E furono appunto gli Stati Uniti, i nostri maestri imperituri, a “certificare con i loro dollari” se noi fossimo tornati alla “democrazia autentica”.
Che storia meravigliosa abbiamo alle nostre spalle! E di fronte a noi. Ed è più o meno quella che stiamo imponendo ai serbi. Incluso Kostunica, che appena eletto “democraticamente”, è già diventato inadeguato. Ci serve, per rieducare i serbi, non lui ma Djindic, che pure flirtò a suo tempo con Karadzic, ma ce lo siamo dimenticati. E con ragione, perchè Djindic non ha paura di sporcarsi le mani, “prosaicamente”, con “il denaro che si riceve a precise condizioni”, che è “forse spurio ma non vile, infetto”.

L’altra sera guardavo in tv “I tre giorni del condor”: l’ultima scena in cui l’agente della Cia spiega al “condor” idealista – che non l’aveva capito – come l’Agenzia fosse là per impedire che tra dieci anni, “quando non ci sarà più benzina, o non ci sarà più da mangiare”, si debba spiegare “a coloro che hanno sempre avuto tutto” che è giunto il momento di tirare la cinghia, o di consumare meno, o di inquinare meno l’ambiente naturale. Straordinaria attualità. Anche per i predicatori di morale. Come quel Lester Thurow che, in piena guerra del Kosovo, tuonava dalle colonne di Repubblica che i serbi avrebbero dovuto essere chiamati a rispondere collettivamente dei loro crimini. E a me veniva in mente che anche noi potremmo (anzi dovremmo) essere chiamati a rispondere collettivamente (ma di fronte a quale tribunale, se siamo noi stessi a costruire i tribunali a nostra immagine e somiglianza?) del nostro mostruoso egoismo e del fatto che ogni quindici secondi un bambino muore di fame o di sete proprio a causa, direttamente, mostruosamente, del nostro egoismo. Oppure non valgono per quei bambini le regole morali che valgono per quelli del Kosovo? Come del resto non valsero per quelli della Cecenia che, chissà perchè? viene ora addebitata a Vladimir Putin (perchè non è stato eletto con i dollari americani), mentre si dimentica che fu opera, prima di tutto, di quel Boris Eltsin campione della democrazia e del mercato occidentali.

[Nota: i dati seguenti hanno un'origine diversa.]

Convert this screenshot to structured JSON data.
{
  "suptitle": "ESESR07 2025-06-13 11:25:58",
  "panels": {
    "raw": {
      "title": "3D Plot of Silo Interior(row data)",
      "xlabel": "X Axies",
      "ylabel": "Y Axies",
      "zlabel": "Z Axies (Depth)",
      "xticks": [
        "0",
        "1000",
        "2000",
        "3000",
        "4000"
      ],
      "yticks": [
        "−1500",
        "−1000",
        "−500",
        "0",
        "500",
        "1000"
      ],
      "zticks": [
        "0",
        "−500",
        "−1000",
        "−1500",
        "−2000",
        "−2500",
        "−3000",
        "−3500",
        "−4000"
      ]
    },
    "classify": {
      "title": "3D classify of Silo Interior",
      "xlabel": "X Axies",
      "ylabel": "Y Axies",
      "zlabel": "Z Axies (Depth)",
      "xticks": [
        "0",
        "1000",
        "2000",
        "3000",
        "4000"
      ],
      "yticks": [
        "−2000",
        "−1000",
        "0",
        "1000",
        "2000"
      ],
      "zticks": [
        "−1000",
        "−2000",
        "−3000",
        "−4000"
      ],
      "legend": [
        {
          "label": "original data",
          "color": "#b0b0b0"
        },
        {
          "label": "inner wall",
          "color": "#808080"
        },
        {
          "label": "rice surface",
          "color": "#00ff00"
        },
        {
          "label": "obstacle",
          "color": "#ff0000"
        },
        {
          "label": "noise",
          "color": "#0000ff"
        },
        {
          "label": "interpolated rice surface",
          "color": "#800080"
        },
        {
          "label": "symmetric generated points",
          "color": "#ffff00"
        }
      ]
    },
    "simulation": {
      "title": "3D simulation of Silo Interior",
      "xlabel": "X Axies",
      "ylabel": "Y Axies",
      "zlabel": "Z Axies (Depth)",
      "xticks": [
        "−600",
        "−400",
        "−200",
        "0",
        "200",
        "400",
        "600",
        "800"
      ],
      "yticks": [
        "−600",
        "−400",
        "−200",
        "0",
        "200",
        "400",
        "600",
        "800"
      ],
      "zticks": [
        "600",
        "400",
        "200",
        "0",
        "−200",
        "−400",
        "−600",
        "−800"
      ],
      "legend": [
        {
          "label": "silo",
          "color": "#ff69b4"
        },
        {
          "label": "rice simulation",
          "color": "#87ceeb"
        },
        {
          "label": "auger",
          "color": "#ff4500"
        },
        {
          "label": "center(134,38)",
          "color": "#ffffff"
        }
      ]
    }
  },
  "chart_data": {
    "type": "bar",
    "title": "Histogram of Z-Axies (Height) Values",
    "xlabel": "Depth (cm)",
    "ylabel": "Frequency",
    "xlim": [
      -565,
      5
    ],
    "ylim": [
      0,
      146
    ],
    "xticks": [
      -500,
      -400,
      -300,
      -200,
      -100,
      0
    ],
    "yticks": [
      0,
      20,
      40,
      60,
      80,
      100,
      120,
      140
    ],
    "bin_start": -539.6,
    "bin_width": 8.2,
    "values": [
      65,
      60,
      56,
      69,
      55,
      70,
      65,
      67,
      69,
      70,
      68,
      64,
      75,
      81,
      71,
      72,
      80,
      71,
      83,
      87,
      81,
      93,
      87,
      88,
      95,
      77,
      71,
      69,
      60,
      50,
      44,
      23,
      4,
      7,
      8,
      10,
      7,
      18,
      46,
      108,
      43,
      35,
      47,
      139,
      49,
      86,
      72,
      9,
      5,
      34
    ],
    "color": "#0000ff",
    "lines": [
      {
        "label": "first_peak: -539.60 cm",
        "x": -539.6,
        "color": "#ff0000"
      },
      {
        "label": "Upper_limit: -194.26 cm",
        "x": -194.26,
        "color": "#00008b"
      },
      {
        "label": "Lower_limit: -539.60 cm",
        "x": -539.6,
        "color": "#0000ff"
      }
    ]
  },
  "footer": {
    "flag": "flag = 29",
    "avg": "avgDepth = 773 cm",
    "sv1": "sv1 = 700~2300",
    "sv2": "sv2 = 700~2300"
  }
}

Personalmente non ho nulla in contrario al “temprare lo scettro ai regnatori”, sebbene mi sembri impresa poco gloriosa quella di elevare loro ditirambi in ogni occasione. Ma almeno lo si facesse con l’idea di sfrondarne gli allori e alle genti mostrare di che lacrime grondino e di che sangue. Invece niente. I nostri commentatori sembrano diventare ingenue mammolette quando, dopo le invettive, si tratta di cercare le spiegazioni. Mammolette mute, poi, quando le spiegazioni diventano imbarazzanti, e quando non si sa più bene da che parte tiri il vento.

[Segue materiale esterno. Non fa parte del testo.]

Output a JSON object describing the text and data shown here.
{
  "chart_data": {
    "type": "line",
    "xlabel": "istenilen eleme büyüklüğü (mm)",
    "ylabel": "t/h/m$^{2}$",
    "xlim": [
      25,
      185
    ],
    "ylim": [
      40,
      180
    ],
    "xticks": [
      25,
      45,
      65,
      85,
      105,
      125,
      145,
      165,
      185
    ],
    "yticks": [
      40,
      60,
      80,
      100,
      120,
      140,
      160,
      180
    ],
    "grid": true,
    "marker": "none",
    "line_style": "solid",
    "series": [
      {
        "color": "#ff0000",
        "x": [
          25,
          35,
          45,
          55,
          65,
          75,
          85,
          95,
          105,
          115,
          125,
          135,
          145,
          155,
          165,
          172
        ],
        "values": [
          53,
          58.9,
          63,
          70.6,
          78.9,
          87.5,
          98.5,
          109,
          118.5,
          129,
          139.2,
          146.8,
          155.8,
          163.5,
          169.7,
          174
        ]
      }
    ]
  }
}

Enzo Bettiza concludeva l’altro ieri il suo editoriale su La Stampa definendo Kostunica un “nazionalista ondivago”, contrapposto a un “decisionista pragmatico” che vorrebbe liberarsi definitivamente del criminale ingombrante e conquistare, con l’aiuto dell’Occidente, tutto il potere. Viva la franchezza. Ma se questo è vero, come credo, allora dovremmo chiederci se questa operazione corrisponda, ad esempio agl’interessi europei in particolare. Io vi vedo invece due cose che meriterebbero attenzione.

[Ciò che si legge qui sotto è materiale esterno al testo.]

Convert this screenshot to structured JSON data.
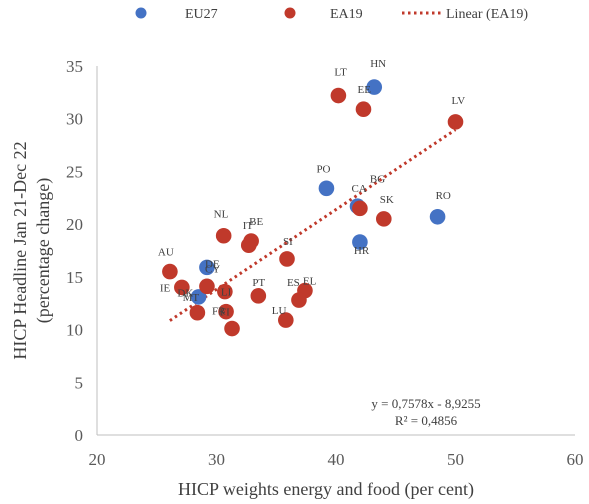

La prima è la ripetizione pura e semplice dell’errore che gli Stati Uniti, dieci anni fa, commisero nei confronti della Russia. Volevano fare in fretta e hanno fatto un disastro, le cui conseguenze sono ancora in gran parte da venire. L’imperatore è giovane e non ha esperienza. Dovremmo dirglielo prima che combini altri guai, invece di baciargli le dita dei piedi restando in silenzio. Le correnti della storia sono lente e non suscettibili di forzature volontaristiche o rivoluzionarie. In questo campo non esistono “distruzioni creative”. Le distruzioni sono soltanto distruzioni.

Non suggerisce niente ciò che sta accadendo attorno al Kosovo dopo la “guerra umanitaria”? Non induce alla riflessione il fatto che i focolai di guerra siano ora divenuti quattro (Kosovo, Bosnia, Macedonia, Montenegro) e si apprestino a divenire cinque, con l’ingresso sulla scena della Vojvodina? Adesso che il diavolo è stato esorcizzato, chi ci apprestiamo a demonizzare?

La seconda considerazione riguarda i venti che tirano nella capitale dell’impero. Laggiù, nel paradiso, si stracciano i trattati, si prendono decisioni senza consultare i vassalli, ci si preoccupa delle sorti dei sudditi propri, ignorando quelle dei sudditi altrui. E’ chiaro che mi riferisco a Kyoto, allo scudo stellare nazionale, alla crisi jugoslava ecc. Ma anche all’inasprimento dei rapporti con la Russia, con la Cina, all’abbandono di Kim Dae Jung mentre dialoga con il capo del nord, Kim Jong Il. Il tutto in un quadro di crisi economica e finanziaria internazionale di cui gli Stati Uniti sono diventati improvvisamente il focolaio principale.

L’imperatore non è affatto isolazionista. Non lo è mai stato e meno che mai lo sarà. Interviene, agisce, spesso pesantemente, come gli pare. Solo che non finge nemmeno più di farlo nell’interesse comune. Allora varrebbe la pena di leggere i suoi gesti, tutti, anche sotto questa luce.

Ma forse l’imperatore ha bisogno non solo della vittoria. Gli serve anche la vendetta. E la sanzione. Perchè il segnale arrivi non solo ai perdenti di oggi, ma a coloro che potrebbero eccepire in futuro.